Chirkov Y Y, Naujalis J I, Sage R E, Horowitz J D
Department of Cardiology, Queen Elizabeth Hospital, University of Adelaide, S.A., Australia.
J Cardiovasc Pharmacol. 1993 Mar;21(3):384-9. doi: 10.1097/00005344-199303000-00006.
The effects of nitroglycerin (NTG) on platelet aggregation are controversial. Most in vitro investigations suggest that NTG suppresses platelet aggregation only at suprapharmacologic concentrations. We investigated various aspects of the antiaggregating effects of NTG in both normal individuals and in patients with stable angina pectoris not treated with nitrates. Platelets from patients exhibited hyperresponsiveness to ADP as an inductor of aggregation. Sublingual administration to patients of NTG (300 micrograms) decreased platelet aggregability; ADP concentrations inducing 50% aggregation were 3.3 +/- 0.3 microM after NTG versus 2.1 +/- 0.1 microM before NTG (p < 0.01). Consistent with previous findings, NTG was a weak inhibitor of platelet aggregation in vitro when added before induction of aggregation. When added after the beginning of aggregation, however, NTG induced both inhibition of developing aggregation and marked disaggregation at concentrations > or = 10(-8) M NTG; concentration associated with 50% reversal of aggregation was 1.4 +/- 0.3 x 10(-6) M. Therefore, antiplatelet effects of NTG in vitro are demonstrable in low, clinically achievable concentrations; previously reported effects of NTG have been underestimated owing to suboptimum experimental conditions. Platelets from patients with angina pectoris were 100-fold less responsive to the cyclic GMP-increasing and disaggregating effects of NTG in vitro, which, together with increased aggregability, could imply reduced platelet sensitivity to endogenous sources of nitric oxide (NO) in vivo. The observed antiplatelet effects of NTG raise the question of its potential utility to reduce the risk of thrombotic complications in patients with ischemic heart disease.

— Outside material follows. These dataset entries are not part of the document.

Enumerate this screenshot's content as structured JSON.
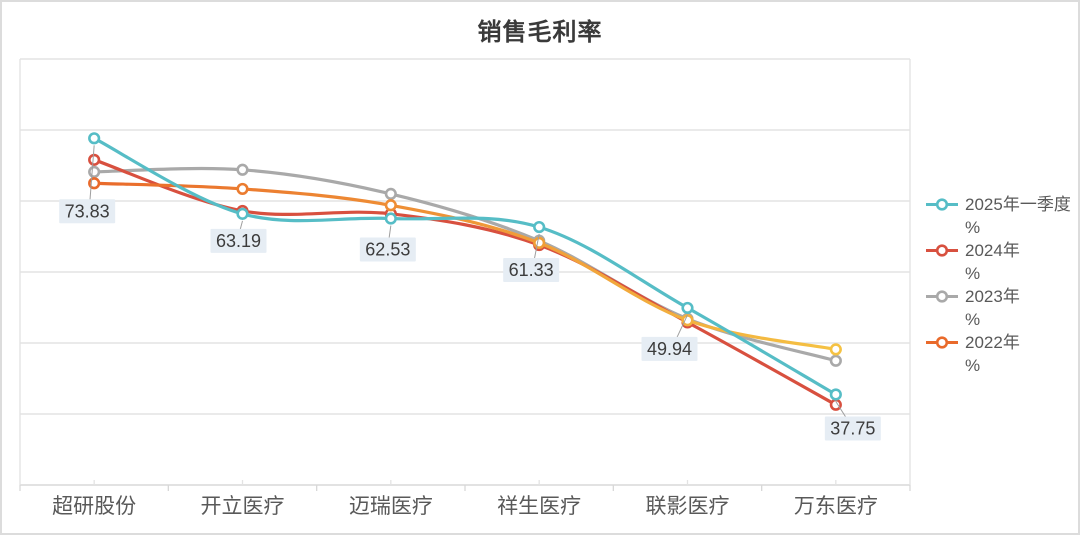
{
  "title": "销售毛利率",
  "chart_data": {
    "type": "line",
    "title": "销售毛利率",
    "categories": [
      "超研股份",
      "开立医疗",
      "迈瑞医疗",
      "祥生医疗",
      "联影医疗",
      "万东医疗"
    ],
    "series": [
      {
        "name": "2025年一季度%",
        "legend_lines": [
          "2025年一季度",
          "%"
        ],
        "color": "#56BDC6",
        "values": [
          73.83,
          63.19,
          62.53,
          61.33,
          49.94,
          37.75
        ],
        "show_labels": true
      },
      {
        "name": "2024年%",
        "legend_lines": [
          "2024年",
          "%"
        ],
        "color": "#D8503F",
        "values": [
          70.8,
          63.6,
          63.2,
          58.8,
          47.9,
          36.3
        ]
      },
      {
        "name": "2023年%",
        "legend_lines": [
          "2023年",
          "%"
        ],
        "color": "#A9A9A9",
        "values": [
          69.1,
          69.4,
          66.0,
          59.4,
          48.4,
          42.5
        ]
      },
      {
        "name": "2022年%",
        "legend_lines": [
          "2022年",
          "%"
        ],
        "color": "#F08B28",
        "color_start": "#E96A2B",
        "color_end": "#F5C243",
        "values": [
          67.5,
          66.7,
          64.4,
          59.1,
          48.2,
          44.1
        ]
      }
    ],
    "data_labels": {
      "series": "2025年一季度%",
      "values": [
        "73.83",
        "63.19",
        "62.53",
        "61.33",
        "49.94",
        "37.75"
      ]
    },
    "y_axis": {
      "min": 25,
      "max": 85,
      "grid_step": 10,
      "tick_labels_visible": false
    },
    "grid": true,
    "smooth": true,
    "legend_position": "right"
  },
  "style_colors": {
    "grid_line": "#E3E3E3",
    "axis_line": "#D8D8D8",
    "label_background": "#E6EDF4",
    "label_text": "#3C3C3C",
    "category_text": "#595959",
    "legend_text": "#595959",
    "title_text": "#3A3A3A",
    "leader_line": "#9E9E9E"
  }
}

硝酸甘油(NTG)对血小板聚集的影响存在争议。大多数体外研究表明,NTG仅在超药理浓度下才会抑制血小板聚集。我们研究了NTG在正常个体和未接受硝酸盐治疗的稳定型心绞痛患者中的抗聚集作用的各个方面。患者的血小板对作为聚集诱导剂的ADP表现出高反应性。对患者舌下给予NTG(300微克)可降低血小板聚集性;NTG给药后诱导50%聚集的ADP浓度为3.3±0.3微摩尔/升,而给药前为2.1±0.1微摩尔/升(p<0.01)。与先前的研究结果一致,在聚集诱导前添加时,NTG在体外是一种弱血小板聚集抑制剂。然而,在聚集开始后添加时,NTG在浓度≥10^(-8)M时会诱导正在进行的聚集的抑制和明显的解聚;与50%聚集逆转相关的浓度为1.4±0.3×10^(-6)M。因此,NTG在体外的抗血小板作用在低的、临床上可达到的浓度下是可证明的;由于实验条件不理想,先前报道的NTG的作用被低估了。心绞痛患者的血小板在体外对NTG增加环磷酸鸟苷和解聚作用的反应性低100倍,这与增加的聚集性一起,可能意味着体内血小板对内源性一氧化氮(NO)来源的敏感性降低。观察到的NTG的抗血小板作用提出了其在降低缺血性心脏病患者血栓形成并发症风险方面潜在效用的问题。